Federal Special Branch Counter Terrorism Division principal assistant director Deputy Commissioner Datuk Ayob Khan Mydin Pitchay (left) and Defence Minister Mohamad Sabu at the International Association of Counterterrorism and Security Professionals counter-terrorism symposium in Kuala Lumpur August 27, 2018. — Picture by Azinuddin Ghazali

KUALA LUMPUR, Aug 27 — The Security Offences (Special Measures) Act 2012 (Sosma) has been instrumental in assisting law enforcement agencies in their fight against terrorism and extremism in the country, despite calls for abolishment.

Federal Special Branch Counter Terrorism Division principal assistant director Deputy Commissioner Datuk Ayob Khan Mydin Pitchay said Sosma allowed authorities to conduct disruptive operations and detain individuals based on suspicion of planning a terror attack compared to other countries.

“In some countries, the law only allows the arrest of suspects during the execution stage...however in Malaysia, we can immediately arrest suspects the moment we receive reliable intelligence.

“We are lucky to have strong laws in foiling possible terror plots in their early stages of planning,” he said at the International Association of Counterterrorism and Security Professionals counter-terrorism symposium at the InterContinental Hotel here.

He said the police had so far foiled 23 terror plots nationwide since 2012.

Ayob Khan, however declined to comment on the abolishment or possible amendments made to the Act in regards to official police duties.
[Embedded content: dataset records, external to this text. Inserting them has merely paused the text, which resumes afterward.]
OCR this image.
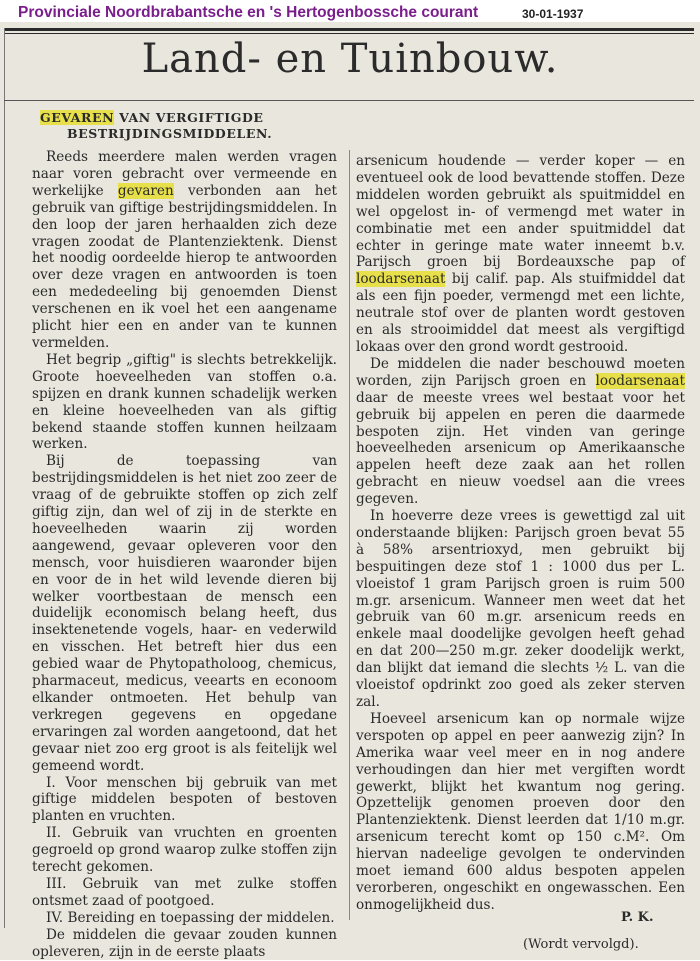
Provinciale Noordbrabantsche en 's Hertogenbossche courant	30-01-1937
Land- en Tuinbouw.
GEVAREN VAN VERGIFTIGDE
BESTRIJDINGSMIDDELEN.

Reeds meerdere malen werden vragen naar voren gebracht over vermeende en werkelijke gevaren verbonden aan het gebruik van giftige bestrijdingsmiddelen. In den loop der jaren herhaalden zich deze vragen zoodat de Plantenziektenk. Dienst het noodig oordeelde hierop te antwoorden over deze vragen en antwoorden is toen een mededeeling bij genoemden Dienst verschenen en ik voel het een aangename plicht hier een en ander van te kunnen vermelden.

Het begrip „giftig" is slechts betrekkelijk. Groote hoeveelheden van stoffen o.a. spijzen en drank kunnen schadelijk werken en kleine hoeveelheden van als giftig bekend staande stoffen kunnen heilzaam werken.

Bij de toepassing van bestrijdingsmiddelen is het niet zoo zeer de vraag of de gebruikte stoffen op zich zelf giftig zijn, dan wel of zij in de sterkte en hoeveelheden waarin zij worden aangewend, gevaar opleveren voor den mensch, voor huisdieren waaronder bijen en voor de in het wild levende dieren bij welker voortbestaan de mensch een duidelijk economisch belang heeft, dus insektenetende vogels, haar- en vederwild en visschen. Het betreft hier dus een gebied waar de Phytopatholoog, chemicus, pharmaceut, medicus, veearts en econoom elkander ontmoeten. Het behulp van verkregen gegevens en opgedane ervaringen zal worden aangetoond, dat het gevaar niet zoo erg groot is als feitelijk wel gemeend wordt.

I. Voor menschen bij gebruik van met giftige middelen bespoten of bestoven planten en vruchten.

II. Gebruik van vruchten en groenten gegroeld op grond waarop zulke stoffen zijn terecht gekomen.

III. Gebruik van met zulke stoffen ontsmet zaad of pootgoed.

IV. Bereiding en toepassing der middelen.

De middelen die gevaar zouden kunnen opleveren, zijn in de eerste plaats

arsenicum houdende — verder koper — en eventueel ook de lood bevattende stoffen. Deze middelen worden gebruikt als spuitmiddel en wel opgelost in- of vermengd met water in combinatie met een ander spuitmiddel dat echter in geringe mate water inneemt b.v. Parijsch groen bij Bordeauxsche pap of loodarsenaat bij calif. pap. Als stuifmiddel dat als een fijn poeder, vermengd met een lichte, neutrale stof over de planten wordt gestoven en als strooimiddel dat meest als vergiftigd lokaas over den grond wordt gestrooid.

De middelen die nader beschouwd moeten worden, zijn Parijsch groen en loodarsenaat daar de meeste vrees wel bestaat voor het gebruik bij appelen en peren die daarmede bespoten zijn. Het vinden van geringe hoeveelheden arsenicum op Amerikaansche appelen heeft deze zaak aan het rollen gebracht en nieuw voedsel aan die vrees gegeven.

In hoeverre deze vrees is gewettigd zal uit onderstaande blijken: Parijsch groen bevat 55 à 58% arsentrioxyd, men gebruikt bij bespuitingen deze stof 1 : 1000 dus per L. vloeistof 1 gram Parijsch groen is ruim 500 m.gr. arsenicum. Wanneer men weet dat het gebruik van 60 m.gr. arsenicum reeds en enkele maal doodelijke gevolgen heeft gehad en dat 200—250 m.gr. zeker doodelijk werkt, dan blijkt dat iemand die slechts ½ L. van die vloeistof opdrinkt zoo goed als zeker sterven zal.

Hoeveel arsenicum kan op normale wijze verspoten op appel en peer aanwezig zijn? In Amerika waar veel meer en in nog andere verhoudingen dan hier met vergiften wordt gewerkt, blijkt het kwantum nog gering. Opzettelijk genomen proeven door den Plantenziektenk. Dienst leerden dat 1/10 m.gr. arsenicum terecht komt op 150 c.M². Om hiervan nadeelige gevolgen te ondervinden moet iemand 600 aldus bespoten appelen verorberen, ongeschikt en ongewasschen. Een onmogelijkheid dus.

P. K.
(Wordt vervolgd).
Asked to comment on the allegations that Sosma’s detention without trial and 28-days detention period were in violation of human rights, Ayob Khan said 420 suspects have been arrested since 2013, of which 185 have been charged in court and 148 convicted under the Act.

“There is no such thing as Sosma having detentions without trial as we charge the suspects in open court after they have been arrested,” he said.

It was reported that 118 detainees held under Sosma at the Sungai Buloh Prison, launched a hunger strike last Friday urging the government to abolish the Act, while their family members had gathered outside the prison to support the call.

Yesterday, Home Ministry secretary-general Datuk Seri Alwi Ibrahim said that the ministry took the protest seriously and a special committee set up in June to review laws in relation to national security, including Sosma, would take into account every view raised by various quarters.